Explanation of Solution

Given: The given series is-

  ${\displaystyle \sum _{n=1}^{15}(n-5)}$

Concept Used: The sum of any series can be represented using the summation sign as follows-

  $a_1+a_2+a_3+\mathrm{....}+a_n={\displaystyle \sum _{k=1}^n{a}_k}$

This represents a series whose $n^{th}$ term is $a_k$ and the sequence consists of n terms which are $a_1,a_2,a_3,\mathrm{....},a_n$ , i.e.- putting in k = 1, 2, 3 …. in the $n^{th}$ term of the sequence gives the respective terms of the series. Also, for any constant c,

  ${\displaystyle \sum _{k=1}^{n}c{a}_k}=c{\displaystyle \sum _{k=1}^n{a}_k}$ , holds true $\forall c\in R$ .

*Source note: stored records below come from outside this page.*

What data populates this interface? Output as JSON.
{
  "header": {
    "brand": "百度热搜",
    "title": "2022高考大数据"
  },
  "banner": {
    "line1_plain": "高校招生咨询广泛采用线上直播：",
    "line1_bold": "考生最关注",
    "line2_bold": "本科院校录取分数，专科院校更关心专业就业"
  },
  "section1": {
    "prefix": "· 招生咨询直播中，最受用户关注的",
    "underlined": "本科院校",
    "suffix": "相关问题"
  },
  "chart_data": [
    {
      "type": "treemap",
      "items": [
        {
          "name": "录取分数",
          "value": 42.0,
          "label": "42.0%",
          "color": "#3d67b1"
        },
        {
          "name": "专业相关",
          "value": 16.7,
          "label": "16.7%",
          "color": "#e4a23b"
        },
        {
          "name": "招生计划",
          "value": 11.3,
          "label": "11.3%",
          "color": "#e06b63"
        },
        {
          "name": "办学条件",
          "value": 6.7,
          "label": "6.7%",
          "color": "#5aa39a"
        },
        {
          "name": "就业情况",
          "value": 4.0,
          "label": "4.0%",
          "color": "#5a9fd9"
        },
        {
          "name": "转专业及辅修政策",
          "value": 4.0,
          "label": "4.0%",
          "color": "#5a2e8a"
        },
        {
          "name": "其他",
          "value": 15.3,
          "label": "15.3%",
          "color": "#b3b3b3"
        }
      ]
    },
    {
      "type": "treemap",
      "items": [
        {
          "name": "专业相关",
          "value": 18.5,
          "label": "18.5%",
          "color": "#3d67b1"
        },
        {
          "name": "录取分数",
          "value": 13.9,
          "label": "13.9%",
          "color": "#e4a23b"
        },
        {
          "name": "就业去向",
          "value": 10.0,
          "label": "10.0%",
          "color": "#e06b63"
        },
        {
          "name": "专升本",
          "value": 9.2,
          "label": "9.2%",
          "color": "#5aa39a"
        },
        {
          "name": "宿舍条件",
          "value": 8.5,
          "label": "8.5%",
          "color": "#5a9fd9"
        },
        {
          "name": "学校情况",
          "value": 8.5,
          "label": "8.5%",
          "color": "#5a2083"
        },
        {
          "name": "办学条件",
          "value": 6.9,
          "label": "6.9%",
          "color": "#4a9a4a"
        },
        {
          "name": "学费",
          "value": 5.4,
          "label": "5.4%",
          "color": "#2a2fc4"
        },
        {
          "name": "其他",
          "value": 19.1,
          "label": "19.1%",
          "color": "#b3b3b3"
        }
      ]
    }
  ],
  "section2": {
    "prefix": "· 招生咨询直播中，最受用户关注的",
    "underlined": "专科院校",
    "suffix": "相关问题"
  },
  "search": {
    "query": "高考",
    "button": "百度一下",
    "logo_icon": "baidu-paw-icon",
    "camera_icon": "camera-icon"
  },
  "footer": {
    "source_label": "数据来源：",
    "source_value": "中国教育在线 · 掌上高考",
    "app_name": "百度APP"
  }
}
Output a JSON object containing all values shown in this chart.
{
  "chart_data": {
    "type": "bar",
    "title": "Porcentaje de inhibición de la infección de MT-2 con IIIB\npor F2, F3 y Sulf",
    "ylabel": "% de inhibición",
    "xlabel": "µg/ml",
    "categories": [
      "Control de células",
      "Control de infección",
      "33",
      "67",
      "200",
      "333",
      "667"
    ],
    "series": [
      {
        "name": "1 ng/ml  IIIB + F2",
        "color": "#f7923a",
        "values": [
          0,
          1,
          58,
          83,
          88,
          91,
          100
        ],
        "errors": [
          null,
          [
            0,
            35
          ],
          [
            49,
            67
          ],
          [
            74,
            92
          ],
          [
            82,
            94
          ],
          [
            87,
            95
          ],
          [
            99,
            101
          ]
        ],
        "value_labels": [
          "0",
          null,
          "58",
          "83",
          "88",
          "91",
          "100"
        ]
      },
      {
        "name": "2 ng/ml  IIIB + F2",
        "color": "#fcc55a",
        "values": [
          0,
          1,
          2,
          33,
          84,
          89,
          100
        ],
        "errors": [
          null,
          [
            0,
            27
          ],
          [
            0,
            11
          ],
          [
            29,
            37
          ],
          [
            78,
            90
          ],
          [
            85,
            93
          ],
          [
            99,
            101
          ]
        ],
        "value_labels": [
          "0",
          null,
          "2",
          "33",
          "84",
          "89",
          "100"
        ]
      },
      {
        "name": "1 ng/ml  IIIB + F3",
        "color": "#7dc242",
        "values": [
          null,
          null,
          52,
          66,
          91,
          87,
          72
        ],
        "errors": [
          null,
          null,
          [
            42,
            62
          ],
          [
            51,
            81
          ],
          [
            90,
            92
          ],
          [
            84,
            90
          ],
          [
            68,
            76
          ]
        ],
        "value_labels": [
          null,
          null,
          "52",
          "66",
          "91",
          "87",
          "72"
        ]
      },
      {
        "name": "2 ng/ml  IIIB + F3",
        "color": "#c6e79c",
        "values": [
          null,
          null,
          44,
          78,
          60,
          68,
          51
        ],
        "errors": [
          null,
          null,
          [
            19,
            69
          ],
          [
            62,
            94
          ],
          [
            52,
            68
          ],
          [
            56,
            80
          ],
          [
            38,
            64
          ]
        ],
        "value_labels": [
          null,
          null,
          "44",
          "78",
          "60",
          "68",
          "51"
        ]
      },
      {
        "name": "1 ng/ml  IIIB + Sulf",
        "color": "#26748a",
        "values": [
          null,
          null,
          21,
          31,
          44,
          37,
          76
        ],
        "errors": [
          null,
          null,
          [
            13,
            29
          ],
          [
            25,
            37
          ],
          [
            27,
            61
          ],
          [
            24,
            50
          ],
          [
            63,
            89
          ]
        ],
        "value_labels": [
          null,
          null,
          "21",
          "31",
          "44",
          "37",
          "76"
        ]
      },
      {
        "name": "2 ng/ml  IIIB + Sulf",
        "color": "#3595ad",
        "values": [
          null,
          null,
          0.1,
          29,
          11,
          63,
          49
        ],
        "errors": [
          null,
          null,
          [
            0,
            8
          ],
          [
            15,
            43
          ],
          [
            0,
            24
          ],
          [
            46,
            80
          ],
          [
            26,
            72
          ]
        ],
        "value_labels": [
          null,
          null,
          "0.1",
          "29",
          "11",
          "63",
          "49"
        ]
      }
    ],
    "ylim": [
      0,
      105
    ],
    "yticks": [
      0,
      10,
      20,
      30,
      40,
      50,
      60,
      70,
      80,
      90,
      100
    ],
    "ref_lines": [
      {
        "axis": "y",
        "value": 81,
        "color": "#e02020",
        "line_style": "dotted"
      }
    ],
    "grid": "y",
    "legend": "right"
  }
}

A series is said to be an Arithmetic Progression (or A.P) if the difference between any two consecutive terms, namely the $k^{th}$ term and the ${(k+1)}^{th}$ is a constant, i.e.-

  $a_{k+1}-a_k=d$ , $k=1,2,3,\mathrm{...}(n-1)$

This constant d is called the common difference. Sum of n terms of any A.P having first term a and common difference d can be determined using the formula-

  $S_n=\frac{n}{2}\left[2a+(n-1)d\right]$

A series is said to be a Geometric Progression (or G.P) if the ratio of two consecutive terms, namely $k^{th}$ term and the ${(k+1)}^{th}$ is a constant, i.e.-

  $\frac{a_{k+1}}{a_k}=r$ , $k=1,2,3,\mathrm{...}(n-1)$

This constant r is called the common ratio. Sum of n terms of any G.P having first term a and common ratio r can be determined using the formula-

  $S_n=\frac{a(r^n-1)}{r-1}$ , if $\left|r\right|>1$

  $=\frac{a(1-r^n)}{1-r}$ , if $\left|r\right|<1$

Calculations: The given series is-

  ${\displaystyle \sum _{n=1}^{15}(n-5)}$

Thus, the $n^{th}$ term of the corresponding sequence is-

  $a_n=n-5$

Thus,

  $a_k=k-5$

  $a_{k+1}=(k+1)-5=k-4$

Now,

  $a_{k+1}-a_k=(k-4)-(k-5)$

  $=k-4-k+5$

  $=1$ , which is a constant.

Since the difference of two consecutive terms is a constant hence the given series is an A.P series with common difference $1$ .

Thus, the sum of the series can be determined as follows-

  ${\displaystyle \sum _{n=1}^{15}(n-5)}$

  $=(-4)+(-3)+(-2)+\mathrm{....}+10$ (Sum of first 15 terms)

  $=\frac{15}{2}\left[2\times (-4)+(15-1)\times 1\right]$ , since $a=-4$ and $d=1$

  $=\frac{15}{2}\left[-8+14\right]$ ,

  $=\frac{15}{2}\times 6$

  $=15\times 3$

  $=45$

Hence, the sum of the given series is 45.